Journal des dames et des modes, n°.58
No. 58.
( 6e. Année. )
20 Messidor, an 10.
Journal des dames
et
des modes.
Ce Journal paroît avec une gravure coloriée, tous les cinq jours ; le 15, avec deux gravures. ( 9 fr. pour trois mois, 18 fr. pour six, et 36 fr. pour un an. ) Les abonnem. datent du 1er ou du 15.
Les environs de Paris.
COUPLET chanté par une Femme à son Mari qu'elle croyait infidèle, en recevant de lui, le jour de sa fête, le bouquet accoutumé.
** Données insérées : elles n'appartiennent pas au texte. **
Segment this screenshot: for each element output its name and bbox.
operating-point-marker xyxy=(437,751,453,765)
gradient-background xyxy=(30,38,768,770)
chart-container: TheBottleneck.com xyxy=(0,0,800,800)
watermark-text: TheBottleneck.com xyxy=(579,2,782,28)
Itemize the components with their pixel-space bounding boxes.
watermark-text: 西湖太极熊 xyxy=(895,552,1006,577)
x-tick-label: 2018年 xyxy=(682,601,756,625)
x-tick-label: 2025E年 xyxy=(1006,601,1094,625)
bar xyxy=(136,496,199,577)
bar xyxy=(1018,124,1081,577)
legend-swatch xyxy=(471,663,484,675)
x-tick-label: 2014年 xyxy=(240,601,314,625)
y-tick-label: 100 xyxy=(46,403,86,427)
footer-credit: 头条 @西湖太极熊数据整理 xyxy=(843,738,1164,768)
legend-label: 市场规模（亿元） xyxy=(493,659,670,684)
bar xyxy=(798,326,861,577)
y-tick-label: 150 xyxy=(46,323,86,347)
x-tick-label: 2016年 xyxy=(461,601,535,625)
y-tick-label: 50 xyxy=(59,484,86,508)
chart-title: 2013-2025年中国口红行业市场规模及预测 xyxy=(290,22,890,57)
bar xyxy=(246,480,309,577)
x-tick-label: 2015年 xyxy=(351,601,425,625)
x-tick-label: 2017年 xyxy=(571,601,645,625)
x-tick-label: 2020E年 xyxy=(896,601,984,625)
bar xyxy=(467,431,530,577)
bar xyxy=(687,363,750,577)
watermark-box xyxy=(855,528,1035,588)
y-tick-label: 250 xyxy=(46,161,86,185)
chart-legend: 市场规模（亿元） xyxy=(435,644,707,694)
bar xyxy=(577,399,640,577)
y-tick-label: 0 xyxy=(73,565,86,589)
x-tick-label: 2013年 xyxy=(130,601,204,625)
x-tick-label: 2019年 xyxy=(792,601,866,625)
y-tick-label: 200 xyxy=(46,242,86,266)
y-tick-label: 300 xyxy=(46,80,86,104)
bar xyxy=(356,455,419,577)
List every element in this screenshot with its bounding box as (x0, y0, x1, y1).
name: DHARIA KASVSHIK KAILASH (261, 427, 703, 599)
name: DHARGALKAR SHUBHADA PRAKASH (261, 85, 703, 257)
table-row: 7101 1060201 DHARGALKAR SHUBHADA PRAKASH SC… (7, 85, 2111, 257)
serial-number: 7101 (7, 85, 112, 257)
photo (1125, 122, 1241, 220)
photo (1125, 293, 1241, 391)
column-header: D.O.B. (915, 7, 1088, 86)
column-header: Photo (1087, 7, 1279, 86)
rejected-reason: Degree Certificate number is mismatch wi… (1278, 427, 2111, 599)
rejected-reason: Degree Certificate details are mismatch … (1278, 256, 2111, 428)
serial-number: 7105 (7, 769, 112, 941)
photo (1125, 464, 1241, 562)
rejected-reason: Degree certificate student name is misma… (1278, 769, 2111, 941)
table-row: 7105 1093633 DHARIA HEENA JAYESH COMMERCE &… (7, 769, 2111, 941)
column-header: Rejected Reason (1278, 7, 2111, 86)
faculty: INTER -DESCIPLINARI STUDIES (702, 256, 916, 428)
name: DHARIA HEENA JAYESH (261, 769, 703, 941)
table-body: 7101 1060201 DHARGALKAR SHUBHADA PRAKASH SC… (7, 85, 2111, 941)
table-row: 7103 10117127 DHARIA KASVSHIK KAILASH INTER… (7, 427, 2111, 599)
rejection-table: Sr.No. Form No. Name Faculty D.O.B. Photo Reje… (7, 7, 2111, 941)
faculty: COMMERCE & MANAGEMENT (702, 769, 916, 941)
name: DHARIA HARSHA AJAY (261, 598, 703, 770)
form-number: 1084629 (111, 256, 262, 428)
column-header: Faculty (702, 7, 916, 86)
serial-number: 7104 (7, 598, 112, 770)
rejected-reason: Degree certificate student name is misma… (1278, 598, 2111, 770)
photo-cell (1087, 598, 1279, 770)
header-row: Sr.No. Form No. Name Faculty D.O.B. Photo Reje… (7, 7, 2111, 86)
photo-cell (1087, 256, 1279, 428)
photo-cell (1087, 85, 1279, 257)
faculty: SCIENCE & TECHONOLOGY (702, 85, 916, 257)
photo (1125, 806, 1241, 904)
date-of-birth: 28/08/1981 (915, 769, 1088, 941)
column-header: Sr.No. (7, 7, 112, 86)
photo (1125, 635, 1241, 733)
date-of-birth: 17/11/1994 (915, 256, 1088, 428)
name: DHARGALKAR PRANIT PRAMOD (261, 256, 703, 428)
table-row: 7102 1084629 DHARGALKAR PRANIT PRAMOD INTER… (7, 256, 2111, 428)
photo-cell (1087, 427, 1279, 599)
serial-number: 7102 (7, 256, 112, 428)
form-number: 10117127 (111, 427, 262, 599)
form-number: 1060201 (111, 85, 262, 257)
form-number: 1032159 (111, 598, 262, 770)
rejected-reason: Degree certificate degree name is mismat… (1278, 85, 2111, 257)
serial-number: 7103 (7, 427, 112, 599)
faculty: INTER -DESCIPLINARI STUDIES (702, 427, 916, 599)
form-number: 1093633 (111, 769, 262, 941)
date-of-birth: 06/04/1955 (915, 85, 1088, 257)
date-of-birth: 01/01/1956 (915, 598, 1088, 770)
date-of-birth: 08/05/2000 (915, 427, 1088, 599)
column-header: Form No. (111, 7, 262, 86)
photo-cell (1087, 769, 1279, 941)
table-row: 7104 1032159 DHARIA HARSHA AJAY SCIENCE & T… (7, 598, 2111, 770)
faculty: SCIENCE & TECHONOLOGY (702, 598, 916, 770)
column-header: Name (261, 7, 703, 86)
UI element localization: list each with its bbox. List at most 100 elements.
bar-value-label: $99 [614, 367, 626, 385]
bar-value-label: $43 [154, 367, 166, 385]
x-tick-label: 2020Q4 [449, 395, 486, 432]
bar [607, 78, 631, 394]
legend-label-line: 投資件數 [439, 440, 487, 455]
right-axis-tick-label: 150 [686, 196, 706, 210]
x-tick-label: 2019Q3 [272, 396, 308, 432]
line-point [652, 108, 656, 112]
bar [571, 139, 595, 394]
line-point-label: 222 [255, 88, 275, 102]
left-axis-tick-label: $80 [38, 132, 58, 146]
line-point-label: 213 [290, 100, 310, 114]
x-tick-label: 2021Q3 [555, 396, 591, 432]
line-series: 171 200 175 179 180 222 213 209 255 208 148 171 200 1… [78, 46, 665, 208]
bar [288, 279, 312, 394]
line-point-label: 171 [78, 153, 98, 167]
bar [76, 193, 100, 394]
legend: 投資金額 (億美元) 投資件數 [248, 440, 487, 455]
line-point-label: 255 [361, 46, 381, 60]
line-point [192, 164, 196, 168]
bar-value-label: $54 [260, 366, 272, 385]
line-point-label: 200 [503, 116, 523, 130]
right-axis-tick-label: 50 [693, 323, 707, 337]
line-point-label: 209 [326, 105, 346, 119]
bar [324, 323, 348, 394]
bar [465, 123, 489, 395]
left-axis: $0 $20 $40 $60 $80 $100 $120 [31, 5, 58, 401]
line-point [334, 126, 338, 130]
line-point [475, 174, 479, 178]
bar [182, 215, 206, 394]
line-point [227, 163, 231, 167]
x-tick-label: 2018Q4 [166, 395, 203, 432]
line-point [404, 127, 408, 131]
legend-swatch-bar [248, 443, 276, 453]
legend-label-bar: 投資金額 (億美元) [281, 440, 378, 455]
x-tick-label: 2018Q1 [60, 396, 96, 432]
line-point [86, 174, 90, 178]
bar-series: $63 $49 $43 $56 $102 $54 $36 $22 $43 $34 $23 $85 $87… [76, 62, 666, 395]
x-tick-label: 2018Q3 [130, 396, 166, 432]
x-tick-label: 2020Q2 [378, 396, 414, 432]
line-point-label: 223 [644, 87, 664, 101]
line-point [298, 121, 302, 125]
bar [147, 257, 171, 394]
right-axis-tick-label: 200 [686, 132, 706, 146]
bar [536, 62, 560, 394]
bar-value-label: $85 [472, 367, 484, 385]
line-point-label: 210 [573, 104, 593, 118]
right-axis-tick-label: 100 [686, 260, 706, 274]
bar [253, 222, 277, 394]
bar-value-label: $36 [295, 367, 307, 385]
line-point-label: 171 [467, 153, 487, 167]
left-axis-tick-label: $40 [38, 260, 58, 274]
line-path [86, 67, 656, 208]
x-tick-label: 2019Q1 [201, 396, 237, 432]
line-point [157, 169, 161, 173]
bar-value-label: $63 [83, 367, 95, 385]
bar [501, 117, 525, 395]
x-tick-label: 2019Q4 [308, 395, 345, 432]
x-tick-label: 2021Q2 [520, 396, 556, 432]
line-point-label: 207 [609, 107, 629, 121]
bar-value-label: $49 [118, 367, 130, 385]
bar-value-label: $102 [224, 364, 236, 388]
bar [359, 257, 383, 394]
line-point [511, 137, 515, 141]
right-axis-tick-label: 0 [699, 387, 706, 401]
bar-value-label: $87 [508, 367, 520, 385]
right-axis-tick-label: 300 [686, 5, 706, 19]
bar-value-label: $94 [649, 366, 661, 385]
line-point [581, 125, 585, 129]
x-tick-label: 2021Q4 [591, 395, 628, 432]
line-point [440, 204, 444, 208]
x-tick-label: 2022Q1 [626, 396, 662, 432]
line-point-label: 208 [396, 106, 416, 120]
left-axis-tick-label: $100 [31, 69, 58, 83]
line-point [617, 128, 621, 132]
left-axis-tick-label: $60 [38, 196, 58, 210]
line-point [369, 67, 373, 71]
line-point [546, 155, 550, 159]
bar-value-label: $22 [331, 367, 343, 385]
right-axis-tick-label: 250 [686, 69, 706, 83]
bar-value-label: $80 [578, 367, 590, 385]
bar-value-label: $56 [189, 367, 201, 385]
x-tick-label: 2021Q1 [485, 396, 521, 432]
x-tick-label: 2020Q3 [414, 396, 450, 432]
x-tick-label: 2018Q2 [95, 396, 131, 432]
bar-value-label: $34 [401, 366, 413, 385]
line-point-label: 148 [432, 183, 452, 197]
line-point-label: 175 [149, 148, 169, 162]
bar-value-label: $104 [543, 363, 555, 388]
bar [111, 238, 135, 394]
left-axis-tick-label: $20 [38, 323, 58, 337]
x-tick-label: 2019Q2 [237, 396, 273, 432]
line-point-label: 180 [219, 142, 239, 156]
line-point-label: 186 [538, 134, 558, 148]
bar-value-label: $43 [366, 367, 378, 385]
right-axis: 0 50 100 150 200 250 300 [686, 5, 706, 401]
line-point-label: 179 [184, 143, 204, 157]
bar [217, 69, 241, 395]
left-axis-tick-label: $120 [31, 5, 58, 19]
Air : D'un Bouquet de rommarin.
Jadis la fleur, qu'en ce jour
Ta main me destin,
Doux gage de ton amour,
Charmoit ta Pauline ;
Mais aujourd'hui cette fleur
N'est plus rien pour mon bonheur :
De ta rose la fraîcheur
Me cache une épine.
Réplique du Mari.
Même Air.
Toujours la fleur, qu'en ce jour
Ma main te destine,
Doux gage de mon amour,
Charmera Pauline :
Tu reconnoîtras l'erreur
Qui fit trop gémir mon cœur ;
Et la rose et mon bonheur
N'auront plus d'épine.
B.
Essai sur un nouveau genre de Traduction.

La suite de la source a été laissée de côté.